Ich möchte mit diesem Artikel nicht ausdrücken, dass man immer sofort für alles dankbar sein muss und alles still und dankend annehmen sollte. Nein, man darf, man muss, sich beschweren, kritisierten, belächeln, motzen, meckern, bemängeln und zweifeln. Hin und wieder tut es einfach gut, kurz inne zu halten und sich auf das zu konzentrieren was man hat, um für einen (kurzen) Moment zu vergessen was einem fehlt. Ich habe im Laufe der Jahre gemerkt, dass es nicht auf die äußeren Umstände ankommt, sondern wie ich damit umgehe. Unser Leben kommt eher einer Tragikomödie als einem Rosemunde Pilcher Film gleich, eher einem Bergaufstieg als einem Strandsparziergang – und wenn schon. Nach ein paar Jahren und einigen Blasen habe ich meine Flipflops gegen ein paar Bergschuhe eingetauscht.
Möchte ich in einem Rosemunde Pilcher Film leben? Vielleicht. Manchmal. Aber definitiv ohne meine Jugendliebe, die weder äußerst attraktiv noch adelig oder reich ist.

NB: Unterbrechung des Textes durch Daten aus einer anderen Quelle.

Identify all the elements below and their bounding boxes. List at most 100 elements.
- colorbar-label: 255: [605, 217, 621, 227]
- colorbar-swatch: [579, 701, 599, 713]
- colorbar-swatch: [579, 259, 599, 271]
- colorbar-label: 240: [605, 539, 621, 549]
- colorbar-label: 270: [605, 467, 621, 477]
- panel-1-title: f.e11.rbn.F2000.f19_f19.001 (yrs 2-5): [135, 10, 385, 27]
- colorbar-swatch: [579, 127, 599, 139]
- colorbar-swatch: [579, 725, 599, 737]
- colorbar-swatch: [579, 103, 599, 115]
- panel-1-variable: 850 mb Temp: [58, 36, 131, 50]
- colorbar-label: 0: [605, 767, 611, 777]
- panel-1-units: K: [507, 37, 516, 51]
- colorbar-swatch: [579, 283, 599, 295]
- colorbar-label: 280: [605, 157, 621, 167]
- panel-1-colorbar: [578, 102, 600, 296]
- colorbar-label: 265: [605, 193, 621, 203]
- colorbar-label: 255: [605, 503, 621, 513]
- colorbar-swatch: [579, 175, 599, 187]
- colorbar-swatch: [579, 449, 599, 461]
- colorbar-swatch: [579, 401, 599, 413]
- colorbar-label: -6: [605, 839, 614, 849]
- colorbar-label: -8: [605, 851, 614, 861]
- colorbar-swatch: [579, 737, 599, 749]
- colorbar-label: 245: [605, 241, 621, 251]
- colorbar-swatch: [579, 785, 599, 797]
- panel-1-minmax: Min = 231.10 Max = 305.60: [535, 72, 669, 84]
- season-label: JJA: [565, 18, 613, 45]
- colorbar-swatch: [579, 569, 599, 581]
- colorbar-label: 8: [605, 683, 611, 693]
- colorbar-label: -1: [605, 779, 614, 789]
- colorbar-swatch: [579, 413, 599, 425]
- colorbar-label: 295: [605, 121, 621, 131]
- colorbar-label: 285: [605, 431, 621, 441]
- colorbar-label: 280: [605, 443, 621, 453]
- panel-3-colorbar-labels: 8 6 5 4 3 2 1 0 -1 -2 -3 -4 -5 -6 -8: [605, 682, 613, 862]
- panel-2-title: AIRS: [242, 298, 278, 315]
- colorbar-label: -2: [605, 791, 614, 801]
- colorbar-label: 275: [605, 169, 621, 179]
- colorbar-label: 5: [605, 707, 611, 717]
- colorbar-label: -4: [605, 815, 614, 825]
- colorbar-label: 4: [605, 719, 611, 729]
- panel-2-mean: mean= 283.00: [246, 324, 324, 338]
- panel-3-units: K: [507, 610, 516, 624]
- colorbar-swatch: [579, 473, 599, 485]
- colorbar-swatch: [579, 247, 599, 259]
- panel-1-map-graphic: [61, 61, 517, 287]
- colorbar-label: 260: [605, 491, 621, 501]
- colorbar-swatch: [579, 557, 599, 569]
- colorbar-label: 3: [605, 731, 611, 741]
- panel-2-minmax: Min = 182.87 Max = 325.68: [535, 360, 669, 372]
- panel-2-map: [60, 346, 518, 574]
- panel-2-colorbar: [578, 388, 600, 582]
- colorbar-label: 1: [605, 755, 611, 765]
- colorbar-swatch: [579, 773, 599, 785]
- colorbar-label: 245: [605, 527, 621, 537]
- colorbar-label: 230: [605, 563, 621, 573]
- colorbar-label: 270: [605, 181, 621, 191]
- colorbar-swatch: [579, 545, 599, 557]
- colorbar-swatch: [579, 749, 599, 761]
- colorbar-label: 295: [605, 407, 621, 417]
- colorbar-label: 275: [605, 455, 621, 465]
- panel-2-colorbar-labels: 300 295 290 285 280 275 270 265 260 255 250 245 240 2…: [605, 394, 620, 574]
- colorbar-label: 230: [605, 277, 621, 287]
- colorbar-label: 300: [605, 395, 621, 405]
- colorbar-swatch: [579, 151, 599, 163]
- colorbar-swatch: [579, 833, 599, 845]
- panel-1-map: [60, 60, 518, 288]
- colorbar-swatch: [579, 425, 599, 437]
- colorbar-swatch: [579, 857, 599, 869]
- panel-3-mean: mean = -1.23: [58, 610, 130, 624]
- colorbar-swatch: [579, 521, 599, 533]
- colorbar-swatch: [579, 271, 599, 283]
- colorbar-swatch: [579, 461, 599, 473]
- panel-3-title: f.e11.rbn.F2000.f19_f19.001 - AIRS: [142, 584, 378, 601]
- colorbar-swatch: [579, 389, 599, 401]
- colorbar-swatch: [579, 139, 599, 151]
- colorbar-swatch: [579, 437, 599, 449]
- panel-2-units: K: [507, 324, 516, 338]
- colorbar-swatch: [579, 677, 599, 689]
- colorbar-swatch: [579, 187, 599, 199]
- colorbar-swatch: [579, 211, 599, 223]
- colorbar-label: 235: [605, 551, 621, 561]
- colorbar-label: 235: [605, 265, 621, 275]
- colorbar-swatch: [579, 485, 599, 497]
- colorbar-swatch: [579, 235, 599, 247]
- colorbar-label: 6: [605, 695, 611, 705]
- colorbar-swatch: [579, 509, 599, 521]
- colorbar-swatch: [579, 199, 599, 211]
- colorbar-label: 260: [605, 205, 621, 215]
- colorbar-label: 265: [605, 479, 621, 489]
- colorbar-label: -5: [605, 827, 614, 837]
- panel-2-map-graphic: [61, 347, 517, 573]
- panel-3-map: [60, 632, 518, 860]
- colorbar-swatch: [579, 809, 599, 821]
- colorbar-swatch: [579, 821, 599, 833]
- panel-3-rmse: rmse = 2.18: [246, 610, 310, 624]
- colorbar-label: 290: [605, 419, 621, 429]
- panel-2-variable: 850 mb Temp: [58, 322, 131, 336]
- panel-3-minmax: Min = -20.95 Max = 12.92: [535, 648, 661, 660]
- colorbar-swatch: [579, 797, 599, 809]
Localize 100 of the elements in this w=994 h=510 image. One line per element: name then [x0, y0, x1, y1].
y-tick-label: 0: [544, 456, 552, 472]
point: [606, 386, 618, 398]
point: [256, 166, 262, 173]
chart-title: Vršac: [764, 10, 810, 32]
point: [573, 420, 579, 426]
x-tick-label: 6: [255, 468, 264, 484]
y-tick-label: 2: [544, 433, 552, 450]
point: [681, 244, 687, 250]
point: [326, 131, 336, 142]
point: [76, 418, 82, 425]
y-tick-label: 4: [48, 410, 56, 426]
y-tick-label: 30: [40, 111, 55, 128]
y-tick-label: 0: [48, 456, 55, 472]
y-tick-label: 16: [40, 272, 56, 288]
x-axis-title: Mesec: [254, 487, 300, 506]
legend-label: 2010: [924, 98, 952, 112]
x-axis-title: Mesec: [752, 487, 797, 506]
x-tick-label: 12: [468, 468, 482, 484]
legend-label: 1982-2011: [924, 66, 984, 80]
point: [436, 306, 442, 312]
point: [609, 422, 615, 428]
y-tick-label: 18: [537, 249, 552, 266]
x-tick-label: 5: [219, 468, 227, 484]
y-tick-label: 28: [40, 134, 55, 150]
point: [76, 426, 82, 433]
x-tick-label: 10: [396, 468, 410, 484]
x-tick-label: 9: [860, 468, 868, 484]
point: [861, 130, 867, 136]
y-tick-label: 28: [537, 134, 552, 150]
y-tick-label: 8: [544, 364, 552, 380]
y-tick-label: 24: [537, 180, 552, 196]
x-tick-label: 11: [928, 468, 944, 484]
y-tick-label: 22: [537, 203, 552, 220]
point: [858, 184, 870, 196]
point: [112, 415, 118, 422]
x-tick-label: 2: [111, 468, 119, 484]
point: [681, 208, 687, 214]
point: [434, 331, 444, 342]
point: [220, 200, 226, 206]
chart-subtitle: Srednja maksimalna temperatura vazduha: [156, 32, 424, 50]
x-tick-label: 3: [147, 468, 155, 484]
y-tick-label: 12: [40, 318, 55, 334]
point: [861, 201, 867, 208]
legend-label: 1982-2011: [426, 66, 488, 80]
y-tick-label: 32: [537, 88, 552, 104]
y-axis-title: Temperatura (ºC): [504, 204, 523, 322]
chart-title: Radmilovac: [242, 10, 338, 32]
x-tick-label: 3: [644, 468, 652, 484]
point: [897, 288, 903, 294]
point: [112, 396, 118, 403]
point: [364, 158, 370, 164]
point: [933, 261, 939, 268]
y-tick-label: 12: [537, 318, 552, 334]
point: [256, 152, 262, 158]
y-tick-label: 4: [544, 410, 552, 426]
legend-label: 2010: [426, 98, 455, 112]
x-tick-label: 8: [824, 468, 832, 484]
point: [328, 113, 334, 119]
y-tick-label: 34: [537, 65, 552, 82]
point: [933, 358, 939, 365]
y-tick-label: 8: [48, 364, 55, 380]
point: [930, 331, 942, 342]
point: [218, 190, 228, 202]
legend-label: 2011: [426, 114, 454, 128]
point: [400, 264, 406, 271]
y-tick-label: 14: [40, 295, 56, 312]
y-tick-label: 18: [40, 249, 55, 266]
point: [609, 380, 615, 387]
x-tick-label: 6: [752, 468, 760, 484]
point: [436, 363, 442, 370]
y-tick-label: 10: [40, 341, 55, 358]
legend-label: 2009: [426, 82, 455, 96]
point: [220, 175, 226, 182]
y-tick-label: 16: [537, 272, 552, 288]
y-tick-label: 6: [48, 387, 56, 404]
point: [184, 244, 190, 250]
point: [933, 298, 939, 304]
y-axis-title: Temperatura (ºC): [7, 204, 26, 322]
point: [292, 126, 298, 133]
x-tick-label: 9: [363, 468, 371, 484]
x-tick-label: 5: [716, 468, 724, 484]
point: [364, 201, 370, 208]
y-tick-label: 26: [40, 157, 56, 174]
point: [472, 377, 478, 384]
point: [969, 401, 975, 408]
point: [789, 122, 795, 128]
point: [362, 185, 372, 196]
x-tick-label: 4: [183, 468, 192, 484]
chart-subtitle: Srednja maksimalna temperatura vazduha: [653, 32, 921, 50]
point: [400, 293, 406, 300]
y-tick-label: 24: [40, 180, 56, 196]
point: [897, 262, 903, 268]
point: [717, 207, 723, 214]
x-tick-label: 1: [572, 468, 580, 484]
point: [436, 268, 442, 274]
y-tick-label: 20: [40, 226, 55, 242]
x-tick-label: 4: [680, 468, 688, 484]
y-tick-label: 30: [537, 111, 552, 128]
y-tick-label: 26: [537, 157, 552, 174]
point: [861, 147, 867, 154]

Alleinerziehende, sympathische, äußerst chaotische, laute Frau, schafft es endlich ein wenig Geld zur Seite zu legen, um sich und ihrem äußerst lebhaften, lebenshungrigen, geräuschvollen kleinen Michel, eine baufällige, ruinenhafte, charmante und liebenswerte Villa Kunterbunt inklusive Hund, Katze, Pferd zu ersteigern. Während der Junge auf dem Dach auf einer Klobürste Old Mc Donald Had a Farm spielt, versucht die Frau mit viel Kreativität das Haus und den Garten in Form zu bringen. So lebten sie bis ans Ende ihrer Tage. Erschöpft, verrückt aber glücklich.